Good one. Finally.
But I can’t remember when I last got excited. I have amnesia and I still can’t get disability. Ha. Oh, back to the question.
I got excited about something today. Oh, I made a sale from my online shop—a digital product. It would have been more exciting if I hadn’t thought I made two sales yesterday. But it was only one. And then today, I had another sale. So, I’m a little excited because now I really have two sales.
I’m having a “flash sale” with nine other people. I do this about two times a year, but usually, I just give stuff away for free. So, I’m glad I tried to sell something. I also gave away free stuff, and two people decided to buy something. It was very discounted—80% off. Two orders can get me almost two tacos and Taco Bell. Almost.
If I hadn’t signed up for this sale at the end of July that, I wouldn’t be working so much this week, but other people control my time. I don’t get a month’s notice for required overtime. We haven’t had required overtime in months. More than 6 months. So, I’m supposed to not schedule anything because someone decides we MIGHT have overtime? How is that rational? Or ethical If a person can’t work that much?
They would stay up until midnight to get things done. But I can’t do that. I’ve been working all day, and my brain shuts down around 7 or 8 PM. I don’t control my time or when my brain shuts down. I wanted to participate in another flash sale in November, but I can’t imagine putting in so much work for maybe $18 (if lucky). I probably won’t do another until 2025.

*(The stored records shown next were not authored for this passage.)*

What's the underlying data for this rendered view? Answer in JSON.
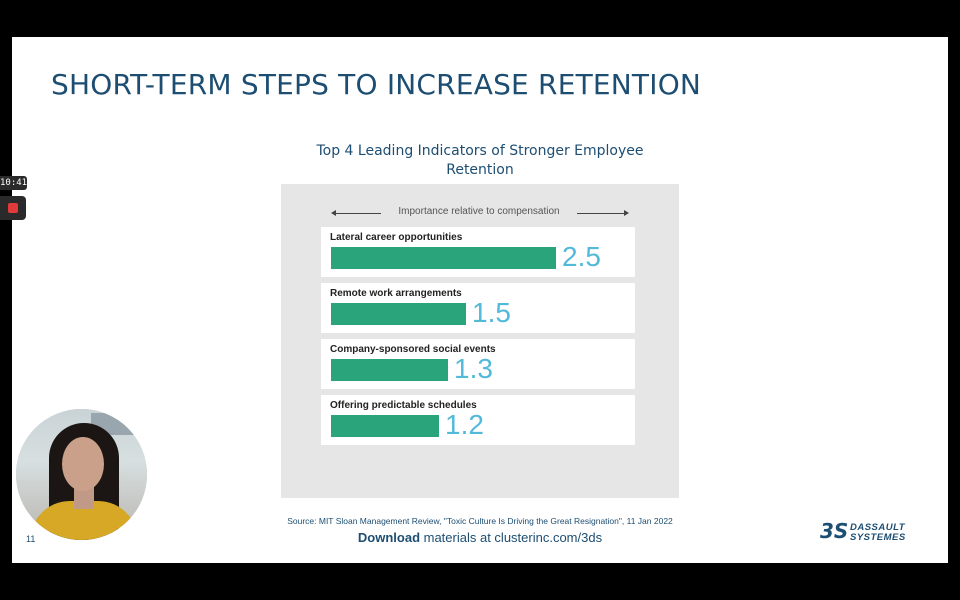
{
  "recorder": {
    "timer": "10:41"
  },
  "slide": {
    "title": "SHORT-TERM STEPS TO INCREASE RETENTION",
    "chart_heading_line1": "Top 4 Leading Indicators of Stronger Employee",
    "chart_heading_line2": "Retention",
    "page_number": "11",
    "source": "Source: MIT Sloan Management Review, \"Toxic Culture Is Driving the Great Resignation\", 11 Jan 2022",
    "download_bold": "Download",
    "download_rest": " materials at clusterinc.com/3ds",
    "logo_line1": "DASSAULT",
    "logo_line2": "SYSTEMES",
    "logo_mark": "3S"
  },
  "chart_data": {
    "type": "bar",
    "orientation": "horizontal",
    "axis_caption": "Importance relative to compensation",
    "categories": [
      "Lateral career opportunities",
      "Remote work arrangements",
      "Company-sponsored social events",
      "Offering predictable schedules"
    ],
    "values": [
      2.5,
      1.5,
      1.3,
      1.2
    ],
    "value_labels": [
      "2.5",
      "1.5",
      "1.3",
      "1.2"
    ],
    "bar_color": "#2aa47a",
    "value_color": "#53b9d9"
  }
}
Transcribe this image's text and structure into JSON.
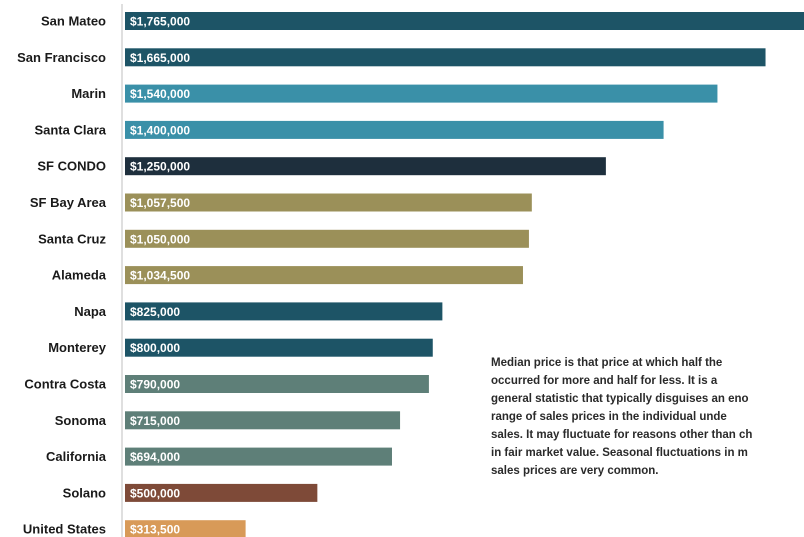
{
  "chart_data": {
    "type": "bar",
    "orientation": "horizontal",
    "categories": [
      "San Mateo",
      "San Francisco",
      "Marin",
      "Santa Clara",
      "SF CONDO",
      "SF Bay Area",
      "Santa Cruz",
      "Alameda",
      "Napa",
      "Monterey",
      "Contra Costa",
      "Sonoma",
      "California",
      "Solano",
      "United States"
    ],
    "values": [
      1765000,
      1665000,
      1540000,
      1400000,
      1250000,
      1057500,
      1050000,
      1034500,
      825000,
      800000,
      790000,
      715000,
      694000,
      500000,
      313500
    ],
    "value_labels": [
      "$1,765,000",
      "$1,665,000",
      "$1,540,000",
      "$1,400,000",
      "$1,250,000",
      "$1,057,500",
      "$1,050,000",
      "$1,034,500",
      "$825,000",
      "$800,000",
      "$790,000",
      "$715,000",
      "$694,000",
      "$500,000",
      "$313,500"
    ],
    "colors": [
      "#1d5466",
      "#1d5466",
      "#3a90a8",
      "#3a90a8",
      "#1e2f3d",
      "#9b9059",
      "#9b9059",
      "#9b9059",
      "#1d5466",
      "#1d5466",
      "#5e7f78",
      "#5e7f78",
      "#5e7f78",
      "#7e4a38",
      "#d89a58"
    ],
    "xlim": [
      0,
      1765000
    ],
    "grid": false,
    "legend": "none",
    "title": "",
    "xlabel": "",
    "ylabel": ""
  },
  "note_lines": [
    "Median price is that price at which half the",
    "occurred for more and half for less. It is a",
    "general statistic that typically disguises an eno",
    "range of sales prices in the individual unde",
    "sales. It may fluctuate for reasons other than ch",
    "in fair market value. Seasonal fluctuations in m",
    "sales prices are very common."
  ]
}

This is my brain on a typical Friday. But I still have to work because people pretend, they don’t see mental disabilities. It’s a whole thing that people pretend not to understand. I find this annoying because it is ruining my life. But whatever.
I can’t think but I can see as of 5 PM. Last Friday my brain and vision were gone. My eyesight will probably be gone in a couple of minutes or hours. I can feel it slipping away. I want to say I’m going to work 90 minutes tonight but not without my vision. I’m already slightly familiar with screen readers for people with low vision or no vision, but my jobs are timed based so there’s no way a screen reader would work.
No, the ADA doesn’t help with stuff like that. What the ADA does is very, very limited. People with a disability and employers know this. Only everyone else thinks it means something. To oversimplify, it means if you want to open a store or a restaurant you will probably have to have a ramp, and your door must be wide enough for a wheelchair. Some small businesses can get out of it, but I’m not the one to know about this. This is what the magical ADA is.
I can tell someone doesn’t know about the ADA if they mention the ADA. My last therapist mentioned it. BIG SIGH. I was surprised. Apparently, people with disabilities don’t go to therapy even though society makes sure our lives are a living hell. Please never mention the effing ADA that they had to pass a AS A LAW because businesses don’t care about us. At all. It has never helped me.
I only talk about this stuff because people constantly lie. If people were honest, I would be fine. Just say it.
I think I’m going to try to work this evening before I really lose my vision. My brain is not great so if I get frustrated, I will have to do more over the weekend. I would love to know what’s it like to have a weekend and be happy for a Friday. It’s been a long time.